Two weeks ago, on March 19, Deepwater Wind installed the Sea ZephIR — a type of spar buoy — half a mile due west of the Coast Guard station.
The buoy uses infrared sensors to measure wind speed, direction and sheer, as well as wave height and frequency and collect data on bird and bat activity in the area. Eventually the Sea ZephIR will also include a system to detect the migration of marine mammals.
It will be redeployed, after its sensors are fine tuned, to a site 20 miles off the coast of New Jersey, where it will collect data for a proposed wind farm there. Garden State Offshore Energy — a partnership between Deepwater Wind and Public Service Electric and Gas (PSE&G), New Jersey’s largest publicly owned utility — is developing the project.
The buoy, the delicate sensors of which will be tuned in the coming weeks, is a narrow column rising about 40 feet above the water, much less than the proposed Block Island wind farm turbine height of over 500 feet.
The other 60 feet of its total 100-foot length is hidden beneath the water, which is 88 feet deep at that location. It is anchored by a tether to a 110-ton concrete weight, which keeps it from swaying in the waves.
The electronic equipment is powered by three small wind turbines attached to the top of the tower, which charge a battery that can power the buoy for more than two weeks without needing to recharge.

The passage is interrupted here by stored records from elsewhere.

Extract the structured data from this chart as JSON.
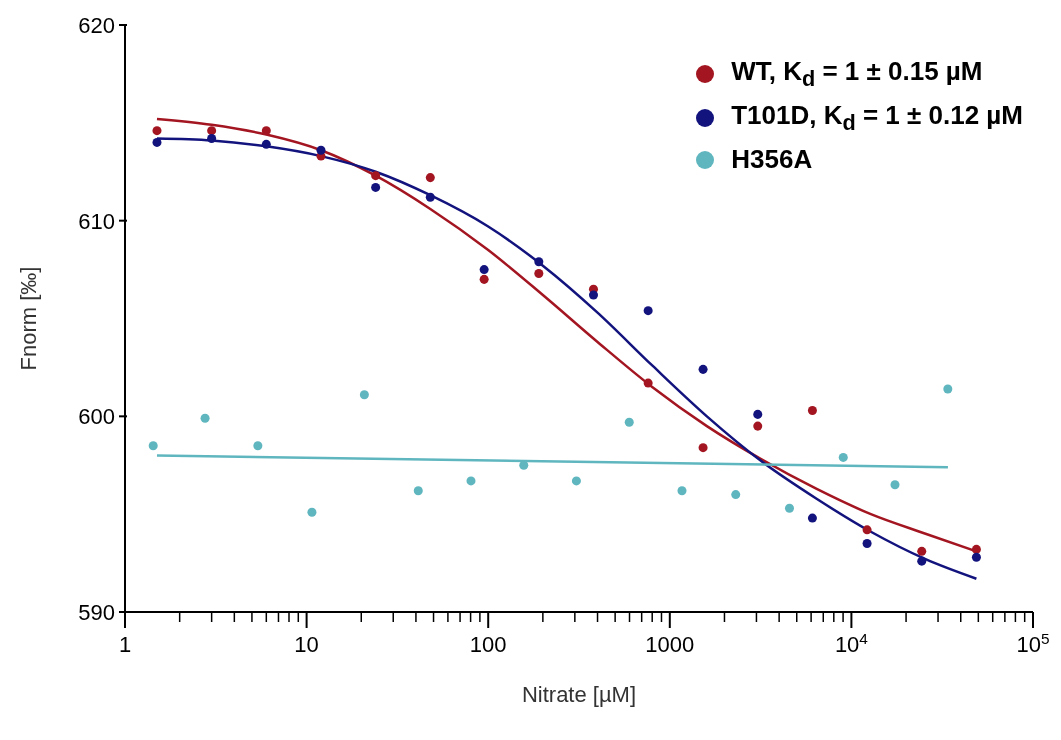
{
  "chart_data": {
    "type": "scatter",
    "xlabel": "Nitrate [µM]",
    "ylabel": "Fnorm [‰]",
    "log": "x",
    "xlim": [
      1,
      100000
    ],
    "ylim": [
      590,
      620
    ],
    "xticks": [
      1,
      {
        "value": 2,
        "label": null
      },
      {
        "value": 3,
        "label": null
      },
      {
        "value": 4,
        "label": null
      },
      {
        "value": 5,
        "label": null
      },
      {
        "value": 6,
        "label": null
      },
      {
        "value": 7,
        "label": null
      },
      {
        "value": 8,
        "label": null
      },
      {
        "value": 9,
        "label": null
      },
      10,
      {
        "value": 20,
        "label": null
      },
      {
        "value": 30,
        "label": null
      },
      {
        "value": 40,
        "label": null
      },
      {
        "value": 50,
        "label": null
      },
      {
        "value": 60,
        "label": null
      },
      {
        "value": 70,
        "label": null
      },
      {
        "value": 80,
        "label": null
      },
      {
        "value": 90,
        "label": null
      },
      100,
      {
        "value": 200,
        "label": null
      },
      {
        "value": 300,
        "label": null
      },
      {
        "value": 400,
        "label": null
      },
      {
        "value": 500,
        "label": null
      },
      {
        "value": 600,
        "label": null
      },
      {
        "value": 700,
        "label": null
      },
      {
        "value": 800,
        "label": null
      },
      {
        "value": 900,
        "label": null
      },
      1000,
      {
        "value": 2000,
        "label": null
      },
      {
        "value": 3000,
        "label": null
      },
      {
        "value": 4000,
        "label": null
      },
      {
        "value": 5000,
        "label": null
      },
      {
        "value": 6000,
        "label": null
      },
      {
        "value": 7000,
        "label": null
      },
      {
        "value": 8000,
        "label": null
      },
      {
        "value": 9000,
        "label": null
      },
      {
        "value": 10000,
        "label": "10$^{4}$"
      },
      {
        "value": 20000,
        "label": null
      },
      {
        "value": 30000,
        "label": null
      },
      {
        "value": 40000,
        "label": null
      },
      {
        "value": 50000,
        "label": null
      },
      {
        "value": 60000,
        "label": null
      },
      {
        "value": 70000,
        "label": null
      },
      {
        "value": 80000,
        "label": null
      },
      {
        "value": 90000,
        "label": null
      },
      {
        "value": 100000,
        "label": "10$^{5}$"
      }
    ],
    "yticks": [
      590,
      600,
      610,
      620
    ],
    "legend": "top right",
    "marker": "circle",
    "series": [
      {
        "name": "WT, K$_{d}$ = 1 ± 0.15 µM",
        "color": "#a31621",
        "x": [
          1.5,
          3,
          6,
          12,
          24,
          48,
          95,
          190,
          380,
          760,
          1525,
          3050,
          6100,
          12200,
          24400,
          48800
        ],
        "values": [
          614.6,
          614.6,
          614.6,
          613.3,
          612.3,
          612.2,
          607.0,
          607.3,
          606.5,
          601.7,
          598.4,
          599.5,
          600.3,
          594.2,
          593.1,
          593.2
        ]
      },
      {
        "name": "T101D, K$_{d}$ = 1 ± 0.12 µM",
        "color": "#13137e",
        "x": [
          1.5,
          3,
          6,
          12,
          24,
          48,
          95,
          190,
          380,
          760,
          1525,
          3050,
          6100,
          12200,
          24400,
          48800
        ],
        "values": [
          614.0,
          614.2,
          613.9,
          613.6,
          611.7,
          611.2,
          607.5,
          607.9,
          606.2,
          605.4,
          602.4,
          600.1,
          594.8,
          593.5,
          592.6,
          592.8
        ]
      },
      {
        "name": "H356A",
        "color": "#5fb6bf",
        "x": [
          1.43,
          2.76,
          5.39,
          10.7,
          20.8,
          41.2,
          80.4,
          157,
          306,
          598,
          1167,
          2307,
          4561,
          9020,
          17380,
          33960
        ],
        "values": [
          598.5,
          599.9,
          598.5,
          595.1,
          601.1,
          596.2,
          596.7,
          597.5,
          596.7,
          599.7,
          596.2,
          596.0,
          595.3,
          597.9,
          596.5,
          601.4
        ]
      },
      {
        "type": "line",
        "marker": "none",
        "color": "#a31621",
        "x": [
          1.5,
          3,
          6,
          12,
          24,
          48,
          100,
          200,
          400,
          800,
          1600,
          3200,
          6400,
          12800,
          25600,
          48800
        ],
        "values": [
          615.2,
          614.9,
          614.4,
          613.6,
          612.3,
          610.6,
          608.5,
          606.2,
          603.8,
          601.5,
          599.5,
          597.8,
          596.3,
          595.0,
          594.0,
          593.1
        ]
      },
      {
        "type": "line",
        "marker": "none",
        "color": "#13137e",
        "x": [
          1.5,
          3,
          6,
          12,
          24,
          48,
          100,
          200,
          400,
          800,
          1600,
          3200,
          6400,
          12800,
          25600,
          48800
        ],
        "values": [
          614.2,
          614.1,
          613.8,
          613.3,
          612.5,
          611.3,
          609.7,
          607.7,
          605.3,
          602.6,
          600.0,
          597.7,
          595.8,
          594.1,
          592.7,
          591.7
        ]
      },
      {
        "type": "line",
        "marker": "none",
        "color": "#5fb6bf",
        "x": [
          1.5,
          34000
        ],
        "values": [
          598.0,
          597.4
        ]
      }
    ]
  }
}
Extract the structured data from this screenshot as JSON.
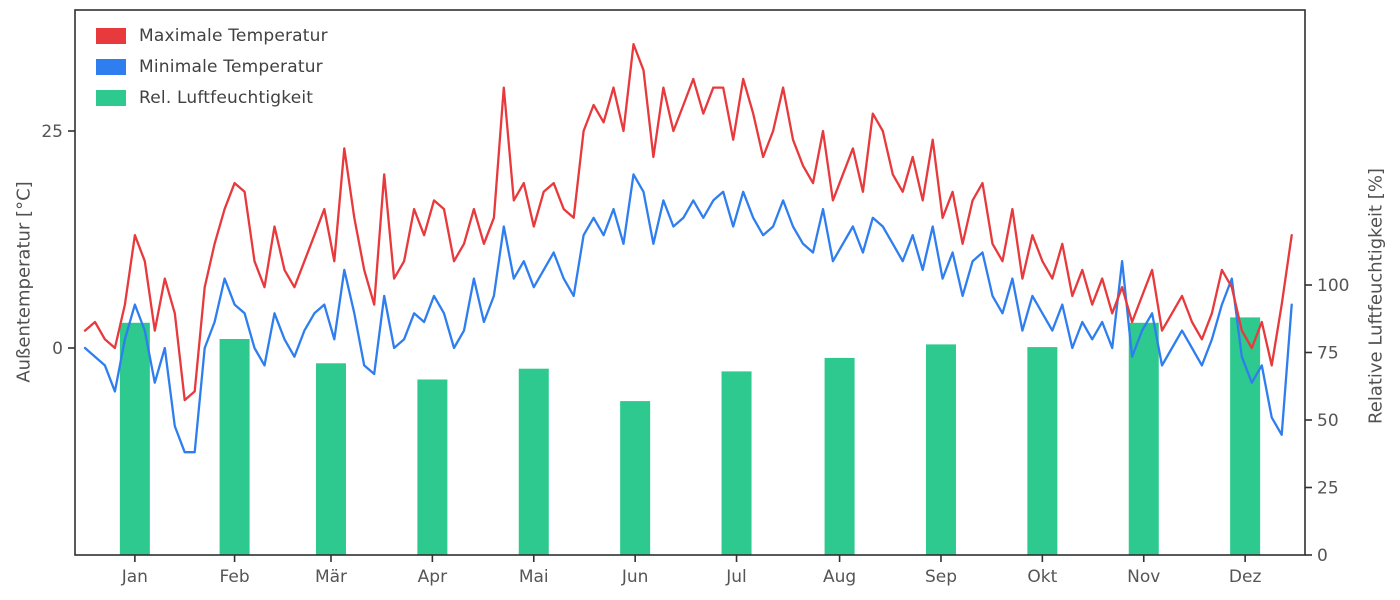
{
  "chart_data": {
    "type": "line+bar",
    "title": "",
    "x_tick_labels": [
      "Jan",
      "Feb",
      "Mär",
      "Apr",
      "Mai",
      "Jun",
      "Jul",
      "Aug",
      "Sep",
      "Okt",
      "Nov",
      "Dez"
    ],
    "left_axis": {
      "label": "Außentemperatur [°C]",
      "ticks": [
        0,
        25
      ],
      "range": [
        -24,
        39
      ]
    },
    "right_axis": {
      "label": "Relative Luftfeuchtigkeit [%]",
      "ticks": [
        0,
        25,
        50,
        75,
        100
      ],
      "range": [
        0,
        202
      ]
    },
    "legend_position": "upper-left",
    "colors": {
      "max_temp": "#e8393c",
      "min_temp": "#2e7ef0",
      "humidity": "#2dc98e",
      "spine": "#303030",
      "tick_text": "#555555"
    },
    "x_step_days": 3,
    "series": [
      {
        "name": "Maximale Temperatur",
        "type": "line",
        "axis": "left",
        "color": "#e8393c",
        "values": [
          2,
          3,
          1,
          0,
          5,
          13,
          10,
          2,
          8,
          4,
          -6,
          -5,
          7,
          12,
          16,
          19,
          18,
          10,
          7,
          14,
          9,
          7,
          10,
          13,
          16,
          10,
          23,
          15,
          9,
          5,
          20,
          8,
          10,
          16,
          13,
          17,
          16,
          10,
          12,
          16,
          12,
          15,
          30,
          17,
          19,
          14,
          18,
          19,
          16,
          15,
          25,
          28,
          26,
          30,
          25,
          35,
          32,
          22,
          30,
          25,
          28,
          31,
          27,
          30,
          30,
          24,
          31,
          27,
          22,
          25,
          30,
          24,
          21,
          19,
          25,
          17,
          20,
          23,
          18,
          27,
          25,
          20,
          18,
          22,
          17,
          24,
          15,
          18,
          12,
          17,
          19,
          12,
          10,
          16,
          8,
          13,
          10,
          8,
          12,
          6,
          9,
          5,
          8,
          4,
          7,
          3,
          6,
          9,
          2,
          4,
          6,
          3,
          1,
          4,
          9,
          7,
          2,
          0,
          3,
          -2,
          5,
          13
        ]
      },
      {
        "name": "Minimale Temperatur",
        "type": "line",
        "axis": "left",
        "color": "#2e7ef0",
        "values": [
          0,
          -1,
          -2,
          -5,
          1,
          5,
          2,
          -4,
          0,
          -9,
          -12,
          -12,
          0,
          3,
          8,
          5,
          4,
          0,
          -2,
          4,
          1,
          -1,
          2,
          4,
          5,
          1,
          9,
          4,
          -2,
          -3,
          6,
          0,
          1,
          4,
          3,
          6,
          4,
          0,
          2,
          8,
          3,
          6,
          14,
          8,
          10,
          7,
          9,
          11,
          8,
          6,
          13,
          15,
          13,
          16,
          12,
          20,
          18,
          12,
          17,
          14,
          15,
          17,
          15,
          17,
          18,
          14,
          18,
          15,
          13,
          14,
          17,
          14,
          12,
          11,
          16,
          10,
          12,
          14,
          11,
          15,
          14,
          12,
          10,
          13,
          9,
          14,
          8,
          11,
          6,
          10,
          11,
          6,
          4,
          8,
          2,
          6,
          4,
          2,
          5,
          0,
          3,
          1,
          3,
          0,
          10,
          -1,
          2,
          4,
          -2,
          0,
          2,
          0,
          -2,
          1,
          5,
          8,
          -1,
          -4,
          -2,
          -8,
          -10,
          5
        ]
      },
      {
        "name": "Rel. Luftfeuchtigkeit",
        "type": "bar",
        "axis": "right",
        "color": "#2dc98e",
        "categories": [
          "Jan",
          "Feb",
          "Mär",
          "Apr",
          "Mai",
          "Jun",
          "Jul",
          "Aug",
          "Sep",
          "Okt",
          "Nov",
          "Dez"
        ],
        "values": [
          86,
          80,
          71,
          65,
          69,
          57,
          68,
          73,
          78,
          77,
          86,
          88
        ]
      }
    ]
  }
}
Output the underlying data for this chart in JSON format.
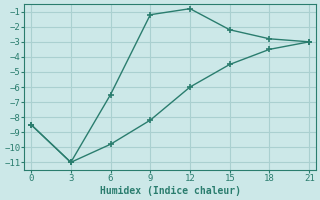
{
  "line1_x": [
    0,
    3,
    6,
    9,
    12,
    15,
    18,
    21
  ],
  "line1_y": [
    -8.5,
    -11.0,
    -6.5,
    -1.2,
    -0.8,
    -2.2,
    -2.8,
    -3.0
  ],
  "line2_x": [
    0,
    3,
    6,
    9,
    12,
    15,
    18,
    21
  ],
  "line2_y": [
    -8.5,
    -11.0,
    -9.8,
    -8.2,
    -6.0,
    -4.5,
    -3.5,
    -3.0
  ],
  "line_color": "#2a7d6e",
  "bg_color": "#cce8e8",
  "grid_color": "#aad0d0",
  "xlabel": "Humidex (Indice chaleur)",
  "xlim": [
    -0.5,
    21.5
  ],
  "ylim": [
    -11.5,
    -0.5
  ],
  "xticks": [
    0,
    3,
    6,
    9,
    12,
    15,
    18,
    21
  ],
  "yticks": [
    -11,
    -10,
    -9,
    -8,
    -7,
    -6,
    -5,
    -4,
    -3,
    -2,
    -1
  ],
  "marker": "+",
  "markersize": 5,
  "linewidth": 1.0,
  "tick_fontsize": 6.5,
  "xlabel_fontsize": 7
}
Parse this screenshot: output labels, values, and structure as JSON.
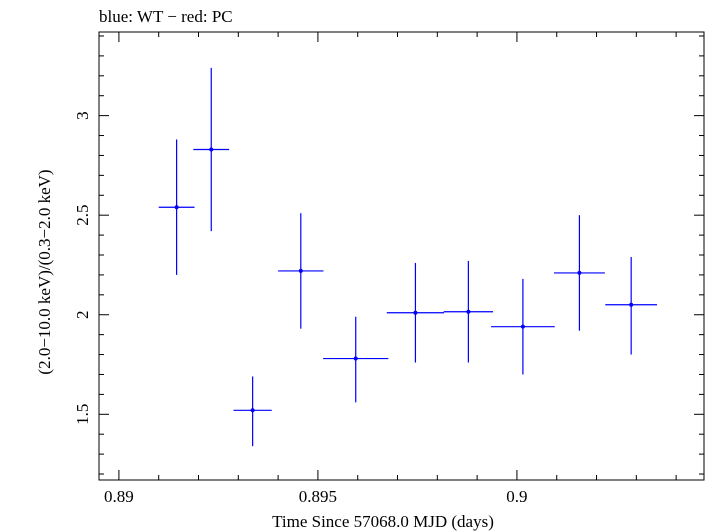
{
  "chart_data": {
    "type": "scatter",
    "title": "blue: WT − red: PC",
    "xlabel": "Time Since 57068.0 MJD (days)",
    "ylabel": "(2.0−10.0 keV)/(0.3−2.0 keV)",
    "xlim": [
      0.8895,
      0.9047
    ],
    "ylim": [
      1.17,
      3.42
    ],
    "x_ticks": [
      "0.89",
      "0.895",
      "0.9"
    ],
    "y_ticks": [
      "1.5",
      "2",
      "2.5",
      "3"
    ],
    "grid": false,
    "series": [
      {
        "color": "#0000ff",
        "points": [
          {
            "x": 0.89145,
            "xerr": 0.00045,
            "y": 2.54,
            "ylo": 2.2,
            "yhi": 2.88
          },
          {
            "x": 0.89232,
            "xerr": 0.00045,
            "y": 2.83,
            "ylo": 2.42,
            "yhi": 3.24
          },
          {
            "x": 0.89336,
            "xerr": 0.00048,
            "y": 1.52,
            "ylo": 1.34,
            "yhi": 1.69
          },
          {
            "x": 0.89457,
            "xerr": 0.00057,
            "y": 2.22,
            "ylo": 1.93,
            "yhi": 2.51
          },
          {
            "x": 0.89595,
            "xerr": 0.00082,
            "y": 1.78,
            "ylo": 1.56,
            "yhi": 1.99
          },
          {
            "x": 0.89745,
            "xerr": 0.00072,
            "y": 2.01,
            "ylo": 1.76,
            "yhi": 2.26
          },
          {
            "x": 0.89878,
            "xerr": 0.00062,
            "y": 2.015,
            "ylo": 1.76,
            "yhi": 2.27
          },
          {
            "x": 0.90015,
            "xerr": 0.0008,
            "y": 1.94,
            "ylo": 1.7,
            "yhi": 2.18
          },
          {
            "x": 0.90157,
            "xerr": 0.00064,
            "y": 2.21,
            "ylo": 1.92,
            "yhi": 2.5
          },
          {
            "x": 0.90287,
            "xerr": 0.00065,
            "y": 2.05,
            "ylo": 1.8,
            "yhi": 2.29
          }
        ]
      }
    ]
  }
}
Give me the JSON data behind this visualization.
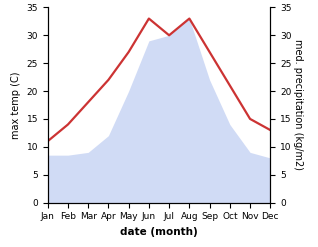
{
  "months": [
    "Jan",
    "Feb",
    "Mar",
    "Apr",
    "May",
    "Jun",
    "Jul",
    "Aug",
    "Sep",
    "Oct",
    "Nov",
    "Dec"
  ],
  "temp": [
    11,
    14,
    18,
    22,
    27,
    33,
    30,
    33,
    27,
    21,
    15,
    13
  ],
  "precip": [
    8.5,
    8.5,
    9,
    12,
    20,
    29,
    30,
    33,
    22,
    14,
    9,
    8
  ],
  "temp_color": "#cc3333",
  "precip_color": "#b8c8f0",
  "precip_alpha": 0.65,
  "xlabel": "date (month)",
  "ylabel_left": "max temp (C)",
  "ylabel_right": "med. precipitation (kg/m2)",
  "ylim": [
    0,
    35
  ],
  "yticks": [
    0,
    5,
    10,
    15,
    20,
    25,
    30,
    35
  ],
  "bg_color": "#ffffff",
  "line_width": 1.6,
  "xlabel_fontsize": 7.5,
  "ylabel_fontsize": 7,
  "tick_fontsize": 6.5
}
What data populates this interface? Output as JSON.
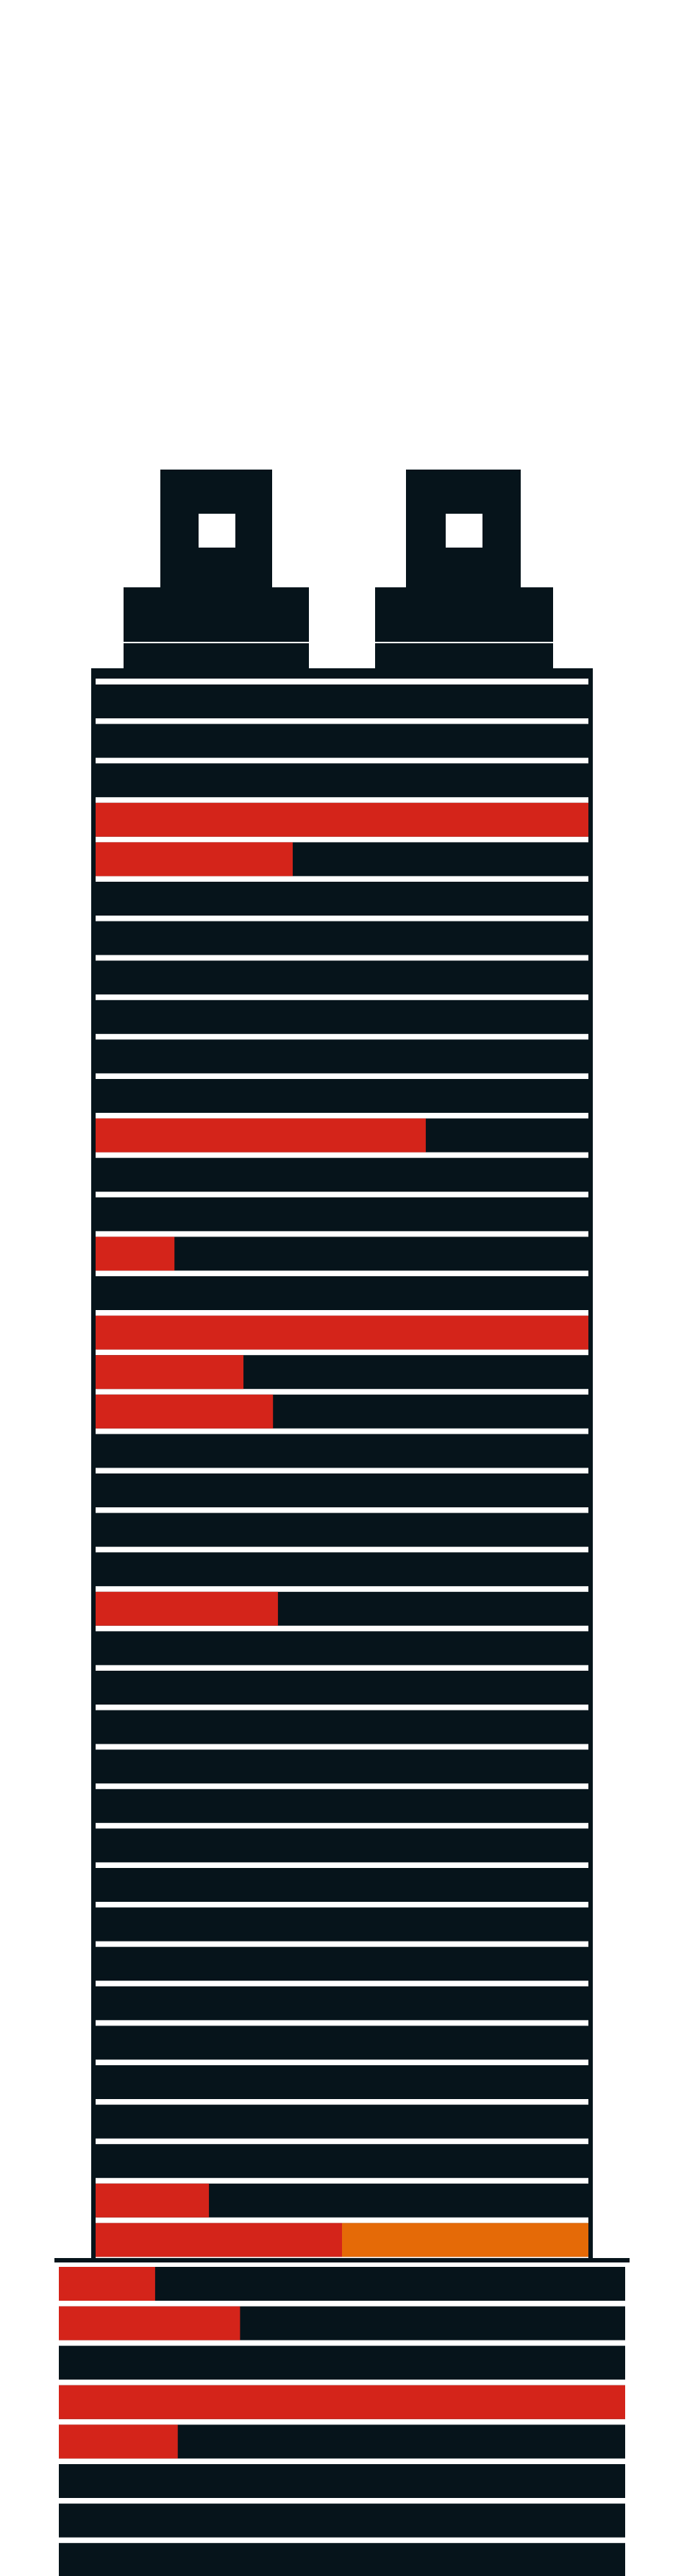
{
  "colors": {
    "background": "#ffffff",
    "dark": "#06141b",
    "separator": "#e8eaee",
    "red": "#d4241a",
    "orange": "#e56a07"
  },
  "tower": {
    "floors": [
      {
        "red": 0
      },
      {
        "red": 0
      },
      {
        "red": 0
      },
      {
        "red": 1
      },
      {
        "red": 0.4
      },
      {
        "red": 0
      },
      {
        "red": 0
      },
      {
        "red": 0
      },
      {
        "red": 0
      },
      {
        "red": 0
      },
      {
        "red": 0
      },
      {
        "red": 0.67
      },
      {
        "red": 0
      },
      {
        "red": 0
      },
      {
        "red": 0.16
      },
      {
        "red": 0
      },
      {
        "red": 1
      },
      {
        "red": 0.3
      },
      {
        "red": 0.36
      },
      {
        "red": 0
      },
      {
        "red": 0
      },
      {
        "red": 0
      },
      {
        "red": 0
      },
      {
        "red": 0.37
      },
      {
        "red": 0
      },
      {
        "red": 0
      },
      {
        "red": 0
      },
      {
        "red": 0
      },
      {
        "red": 0
      },
      {
        "red": 0
      },
      {
        "red": 0
      },
      {
        "red": 0
      },
      {
        "red": 0
      },
      {
        "red": 0
      },
      {
        "red": 0
      },
      {
        "red": 0
      },
      {
        "red": 0
      },
      {
        "red": 0
      },
      {
        "red": 0.23
      },
      {
        "red": 0.5,
        "orange": 0.5
      }
    ],
    "podium_floors": [
      {
        "red": 0.17
      },
      {
        "red": 0.32
      },
      {
        "red": 0
      },
      {
        "red": 1
      },
      {
        "red": 0.21
      },
      {
        "red": 0
      },
      {
        "red": 0
      },
      {
        "red": 0
      }
    ]
  }
}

The unit, which Deepwater Wind island liaison Bryan Wilson said cost in the millions-of-dollars range, will solve a number of problems with the European method of using met towers on top of pilings driven into the seabed to support them on a site.
Those types of pilings are cost prohibitive at the depths Deepwater is proposing for its turbines and are also not reusable. The Sea ZephIR will be able to be redeployed to multiple sites after it is finished collecting its data and can be installed in water more than 100 feet deep.
Spar buoys have been used for years as aids to navigation; however, this is the first buoy of its kind that will be used to collect wind data. It is still experimental and was placed in the waters near the Coast Guard station so it could be compared with data coming from the met tower stationed there on land.
Wilson with the help of consultant Rob Gilpin have been monitoring the buoy and troubleshooting any problems that arise. After installing the sensor equipment on March 22, they returned a week later to work on an issue with the unit’s radio communication capabilities. Wilson also noted that the buoy has developed a slight list, which the engineers are reviewing.
Once the spar buoy is redeployed a second one will be commissioned, which will again be brought west of the Coast Guard station for testing. After another six to eight week period it will be moved to the site of the proposed Block Island demonstration project three miles off the southeastern side of the island.
Wilson said that the second buoy is still in the design phase and will most likely be deployed after the summer season.